Candidato de Pontalina afirma ter recebido proposta de instituto que fraudava pesquisas

Candidato a prefeito do PSC, Mack, afirma ter recebido proposta de R$ 6 mil para publicação de pesquisa. Ao não aceitar teve seu nome colocado em último. MP investiga a empresa suspeita de fraudar pesquisas em todo o estado

O candidato a prefeito de Pontalina, Mack (PSC), afirma que recebeu uma proposta de Márcio Rogério Pereira Gomes, dono do instituto IPOP-Cidades & Negócios, investigado pelo Ministério Público por produção e divulgação de pesquisas eleitorais fraudadas em 191 municípios goianos.

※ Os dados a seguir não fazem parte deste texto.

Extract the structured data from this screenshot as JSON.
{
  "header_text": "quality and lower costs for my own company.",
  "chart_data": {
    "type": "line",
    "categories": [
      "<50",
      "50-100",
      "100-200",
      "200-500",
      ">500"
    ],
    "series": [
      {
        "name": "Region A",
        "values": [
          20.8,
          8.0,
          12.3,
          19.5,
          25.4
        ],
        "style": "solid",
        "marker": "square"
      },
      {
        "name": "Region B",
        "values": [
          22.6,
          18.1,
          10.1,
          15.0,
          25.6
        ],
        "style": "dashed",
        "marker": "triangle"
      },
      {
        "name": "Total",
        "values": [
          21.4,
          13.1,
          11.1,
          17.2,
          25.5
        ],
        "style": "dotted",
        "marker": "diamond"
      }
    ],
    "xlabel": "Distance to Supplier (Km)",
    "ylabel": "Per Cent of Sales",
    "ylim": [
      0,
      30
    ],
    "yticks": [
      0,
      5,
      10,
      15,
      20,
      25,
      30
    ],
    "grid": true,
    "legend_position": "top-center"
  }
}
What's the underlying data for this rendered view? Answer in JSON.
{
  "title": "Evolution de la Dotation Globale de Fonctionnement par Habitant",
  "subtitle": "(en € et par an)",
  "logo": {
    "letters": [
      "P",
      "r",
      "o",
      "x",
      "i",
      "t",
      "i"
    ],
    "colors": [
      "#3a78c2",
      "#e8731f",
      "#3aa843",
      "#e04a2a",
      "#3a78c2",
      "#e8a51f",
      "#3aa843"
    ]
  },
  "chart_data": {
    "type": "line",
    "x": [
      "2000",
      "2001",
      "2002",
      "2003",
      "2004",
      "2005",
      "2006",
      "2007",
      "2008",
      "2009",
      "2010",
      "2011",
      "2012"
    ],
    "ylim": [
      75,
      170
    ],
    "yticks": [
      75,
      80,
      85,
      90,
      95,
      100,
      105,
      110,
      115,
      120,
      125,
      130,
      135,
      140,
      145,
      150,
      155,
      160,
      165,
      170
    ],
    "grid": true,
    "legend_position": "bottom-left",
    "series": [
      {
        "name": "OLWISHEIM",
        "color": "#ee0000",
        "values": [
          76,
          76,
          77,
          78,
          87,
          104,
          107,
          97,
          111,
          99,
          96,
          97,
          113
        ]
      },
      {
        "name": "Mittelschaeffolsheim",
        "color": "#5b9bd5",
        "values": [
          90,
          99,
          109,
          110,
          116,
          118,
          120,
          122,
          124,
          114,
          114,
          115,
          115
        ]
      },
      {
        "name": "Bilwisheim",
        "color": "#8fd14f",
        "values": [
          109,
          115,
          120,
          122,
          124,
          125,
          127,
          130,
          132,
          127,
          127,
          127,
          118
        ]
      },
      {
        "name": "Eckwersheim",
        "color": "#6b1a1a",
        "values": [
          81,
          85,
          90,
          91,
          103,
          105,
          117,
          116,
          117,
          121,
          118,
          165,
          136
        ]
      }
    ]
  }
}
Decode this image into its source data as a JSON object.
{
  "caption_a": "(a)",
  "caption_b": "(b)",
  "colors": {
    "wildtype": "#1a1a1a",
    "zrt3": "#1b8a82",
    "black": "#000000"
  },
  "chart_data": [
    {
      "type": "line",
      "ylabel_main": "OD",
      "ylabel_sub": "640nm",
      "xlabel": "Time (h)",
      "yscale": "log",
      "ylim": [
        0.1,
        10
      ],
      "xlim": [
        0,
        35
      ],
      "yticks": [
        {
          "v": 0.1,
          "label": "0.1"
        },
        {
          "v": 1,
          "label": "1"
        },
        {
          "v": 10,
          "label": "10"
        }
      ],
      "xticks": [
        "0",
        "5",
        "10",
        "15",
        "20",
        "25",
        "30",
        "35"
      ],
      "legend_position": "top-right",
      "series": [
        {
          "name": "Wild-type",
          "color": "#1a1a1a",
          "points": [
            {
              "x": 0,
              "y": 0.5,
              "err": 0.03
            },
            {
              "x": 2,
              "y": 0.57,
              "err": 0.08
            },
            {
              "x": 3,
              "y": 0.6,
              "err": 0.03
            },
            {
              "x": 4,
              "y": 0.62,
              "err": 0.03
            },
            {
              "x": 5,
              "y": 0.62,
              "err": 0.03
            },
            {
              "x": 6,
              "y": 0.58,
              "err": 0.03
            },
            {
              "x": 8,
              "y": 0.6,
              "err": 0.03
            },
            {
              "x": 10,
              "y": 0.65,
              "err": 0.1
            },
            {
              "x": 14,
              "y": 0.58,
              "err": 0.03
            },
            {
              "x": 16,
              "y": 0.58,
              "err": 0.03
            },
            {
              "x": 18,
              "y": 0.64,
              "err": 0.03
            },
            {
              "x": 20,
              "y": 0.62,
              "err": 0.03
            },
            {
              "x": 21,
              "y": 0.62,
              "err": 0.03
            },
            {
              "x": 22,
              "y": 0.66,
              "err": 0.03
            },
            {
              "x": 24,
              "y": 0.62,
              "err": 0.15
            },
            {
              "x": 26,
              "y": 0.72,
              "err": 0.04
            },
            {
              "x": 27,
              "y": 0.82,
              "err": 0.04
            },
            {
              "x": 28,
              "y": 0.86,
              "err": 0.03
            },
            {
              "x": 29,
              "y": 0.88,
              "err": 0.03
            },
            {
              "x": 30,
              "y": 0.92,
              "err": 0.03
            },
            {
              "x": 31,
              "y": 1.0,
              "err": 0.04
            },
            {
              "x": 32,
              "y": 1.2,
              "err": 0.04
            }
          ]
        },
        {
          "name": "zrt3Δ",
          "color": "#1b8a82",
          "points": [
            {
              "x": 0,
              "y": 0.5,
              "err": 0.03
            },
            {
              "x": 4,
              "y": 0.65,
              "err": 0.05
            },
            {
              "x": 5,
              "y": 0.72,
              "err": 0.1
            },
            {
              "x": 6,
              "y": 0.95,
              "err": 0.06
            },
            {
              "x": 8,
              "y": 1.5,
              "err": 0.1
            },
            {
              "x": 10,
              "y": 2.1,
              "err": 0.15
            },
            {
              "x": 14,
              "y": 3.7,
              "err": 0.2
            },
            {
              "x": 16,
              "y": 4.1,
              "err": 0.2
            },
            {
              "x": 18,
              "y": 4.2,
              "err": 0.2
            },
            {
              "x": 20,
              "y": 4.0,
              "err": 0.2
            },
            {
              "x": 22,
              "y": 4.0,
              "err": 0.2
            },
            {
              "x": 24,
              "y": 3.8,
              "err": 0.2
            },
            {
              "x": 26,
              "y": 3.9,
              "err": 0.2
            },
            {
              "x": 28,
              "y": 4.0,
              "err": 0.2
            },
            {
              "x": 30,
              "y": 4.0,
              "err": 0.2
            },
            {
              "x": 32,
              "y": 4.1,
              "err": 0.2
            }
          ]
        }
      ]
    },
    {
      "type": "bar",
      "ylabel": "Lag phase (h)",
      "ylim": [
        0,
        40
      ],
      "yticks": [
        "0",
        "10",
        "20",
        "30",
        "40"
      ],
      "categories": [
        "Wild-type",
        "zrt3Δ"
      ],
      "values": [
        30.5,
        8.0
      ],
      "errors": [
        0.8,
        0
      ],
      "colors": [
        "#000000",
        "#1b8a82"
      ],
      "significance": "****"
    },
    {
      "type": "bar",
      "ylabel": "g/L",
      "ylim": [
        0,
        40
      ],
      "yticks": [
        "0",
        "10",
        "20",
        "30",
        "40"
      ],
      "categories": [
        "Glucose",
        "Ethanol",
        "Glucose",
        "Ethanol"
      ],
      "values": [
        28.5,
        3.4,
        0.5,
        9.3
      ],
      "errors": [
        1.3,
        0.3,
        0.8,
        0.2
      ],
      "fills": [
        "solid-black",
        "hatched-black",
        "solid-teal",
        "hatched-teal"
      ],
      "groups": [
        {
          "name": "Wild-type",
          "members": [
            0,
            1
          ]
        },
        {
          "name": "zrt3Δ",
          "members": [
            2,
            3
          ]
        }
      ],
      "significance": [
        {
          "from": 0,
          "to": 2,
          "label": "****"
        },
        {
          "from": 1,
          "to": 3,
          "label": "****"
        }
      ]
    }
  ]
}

Ao não aceitar pagar o valor exigido, teria sido colocado em último lugar na pesquisa de intenção de votos divulgada pela empresa.

Segundo Mack, a oferta foi feita ainda em maio para pagar R$ 6 mil por uma pesquisa em que ele apareceria com 21,3% das intenções de voto. Ao Jornal Opção, o candidato detalhou que o primeiro contato foi feito pelo WhatsApp, quando Márcio apresentou sua revista Cidades & Negócios (veja a transcrição de parte do áudio abaixo).

O candidato afirma que o empresário perguntou se podia marcar uma visita a ele. O encontro aconteceu na casa de Mack. “Ele me passou o resultado e a rejeição e eu falei que iria avaliar a proposta”, revela.

Neste primeiro momento, a pesquisa apresentada seria a verdadeira e apontava Mack em terceiro lugar, empatado tecnicamente com o segundo colocado nas intenções de voto no município, Jurandir Augusto (Cidadania).

“Quando não aceitei pagar o valor, ele pegou meu nome, que estava com 21%, e jogou para 11%, tirando 10 pontos percentuais. Ele alterou o resultado da pesquisa por que não paguei e me jogou para último. Isso me prejudicou, pois perdi o apoio de três lideranças fortes”, afirma o candidato.

Suspeita

Mack ainda diz que repassou a Márcio Rogério, a pedido do próprio empresário, telefones dos outros três candidatos a prefeito de Pontalina, Dr. Péricles (DEM), Jurandir Augusto (Cidadania) e Edson Guimarães (MDB). Ele diz suspeitar que alguém tenha pago pela pesquisa.

O candidato afirma ainda que após a denúncia, o IPOP divulgou nova pesquisa que apontava 19% de intenções de voto a ele. “Se olhar dentro da margem de erro, estou com 25%. Fiz a denúncia e me calei, pois ele não tem nada a perder. Eu estou começando minha vida política agora”, reforça.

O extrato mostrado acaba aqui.